5/14に8時間ほどに渡る表示遅延が発生したのだけど、 MySQL の slow log を見たら ニュースの人気記事を表示する部分が原因だった。 これはサーバースペックに依存した実装にした自分のミス。

実装的には、ニュースの個別記事にアクセスがあった場合に、 その記事に対するユニークなアクセスだったのかを確認し、 新規アクセスだったならばログテーブルに保存するという処理をしていた。 毎アクセスごとにデータを保存するという ありえない処理なのは間違いないのだけど、 サーバースペック的に余裕だろうと思ってこんな実装にしてしまったのが失敗だった。

munin

MySQL の処理が遅延しまくりなあり得ない状況。

このログテーブルは、定期的に削除しているものの、数十万~数百万くらいのデータ容量になった。 ここからソートを行ない人気記事TOP5を集計するという処理が24時間に1回行なわれいた。 この処理が実行されると結果がキャッシュされ、 以降はそのキャッシュデータを利用して表示する仕組みだったのだけど、 タイミング的に多数のアクセスが集中して同時アクセス数が多くなり、 結果としてクエリーを処理する事が出来無くて数時間に渡る表示遅延になってしまった。

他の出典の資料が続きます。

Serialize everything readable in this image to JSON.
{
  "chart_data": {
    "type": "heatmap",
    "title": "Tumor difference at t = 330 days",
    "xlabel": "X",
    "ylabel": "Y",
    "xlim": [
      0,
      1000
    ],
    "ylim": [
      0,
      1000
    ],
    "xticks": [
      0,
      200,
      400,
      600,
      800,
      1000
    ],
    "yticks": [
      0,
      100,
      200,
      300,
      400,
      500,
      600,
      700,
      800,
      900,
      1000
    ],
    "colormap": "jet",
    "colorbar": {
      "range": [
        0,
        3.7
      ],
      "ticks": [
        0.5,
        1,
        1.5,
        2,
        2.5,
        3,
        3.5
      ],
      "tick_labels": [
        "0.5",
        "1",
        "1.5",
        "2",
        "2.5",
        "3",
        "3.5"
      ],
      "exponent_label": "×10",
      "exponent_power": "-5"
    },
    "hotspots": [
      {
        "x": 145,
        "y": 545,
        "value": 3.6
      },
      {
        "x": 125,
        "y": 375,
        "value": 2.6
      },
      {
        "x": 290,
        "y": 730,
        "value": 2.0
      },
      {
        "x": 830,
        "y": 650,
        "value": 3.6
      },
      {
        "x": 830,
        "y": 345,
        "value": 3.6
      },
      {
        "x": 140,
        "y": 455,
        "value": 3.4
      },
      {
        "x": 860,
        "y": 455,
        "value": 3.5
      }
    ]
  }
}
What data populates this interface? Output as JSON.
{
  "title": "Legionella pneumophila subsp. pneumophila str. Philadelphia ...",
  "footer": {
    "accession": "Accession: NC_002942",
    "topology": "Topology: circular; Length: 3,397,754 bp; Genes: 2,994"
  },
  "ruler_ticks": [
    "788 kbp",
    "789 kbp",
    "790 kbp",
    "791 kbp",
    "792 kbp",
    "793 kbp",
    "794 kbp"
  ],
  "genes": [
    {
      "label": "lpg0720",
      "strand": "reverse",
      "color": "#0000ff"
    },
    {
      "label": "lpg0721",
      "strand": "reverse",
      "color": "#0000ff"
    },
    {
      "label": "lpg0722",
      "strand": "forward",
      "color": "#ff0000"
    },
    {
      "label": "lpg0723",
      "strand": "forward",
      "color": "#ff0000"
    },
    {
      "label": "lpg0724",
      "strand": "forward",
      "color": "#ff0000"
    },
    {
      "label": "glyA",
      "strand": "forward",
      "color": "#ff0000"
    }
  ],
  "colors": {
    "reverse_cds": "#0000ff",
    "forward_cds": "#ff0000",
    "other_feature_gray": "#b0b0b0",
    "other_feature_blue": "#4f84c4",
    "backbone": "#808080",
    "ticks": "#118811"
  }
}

そもそも、各アクセスに対する記録を MySQL に保存していくのが良くないので、 このアクセス情報の収集と集計処理を一切止めにしたいと思った時に、 Google Analitics からデータを取れたら良いのではないかと思って検索してみたら、 API が提供されていてそちらから取得するように変更してみた。

この処理も3秒くらいの時間がかかるのだけど、 全アクセスを記録して数十万~数百万のログデータに対してソートを行ない ランキングデータを取得するという処理に比べたら相当に軽い処理。

結果として、この処理に置き換えたおかげて毎アクセス毎の アクセスチェックと記録が無くなった他、データ集計処理がいらなくなったので、 MySQL の負荷改善としてはかなりの効果があったと思う。

あらためてログの記録を見直してみると、この集計がかなりの負荷を発生させていたので、 それなりにマシになるのでは無いだろうか。

3月からいろいろと対策してきた結果、 MySQL に投げているクエリー数はピーク時から 40% くらい削減出来た。

とりあえず、今のところの対策状況はこんな感じ。 他にも負荷が高い所が見つかったら順次対策していく次第。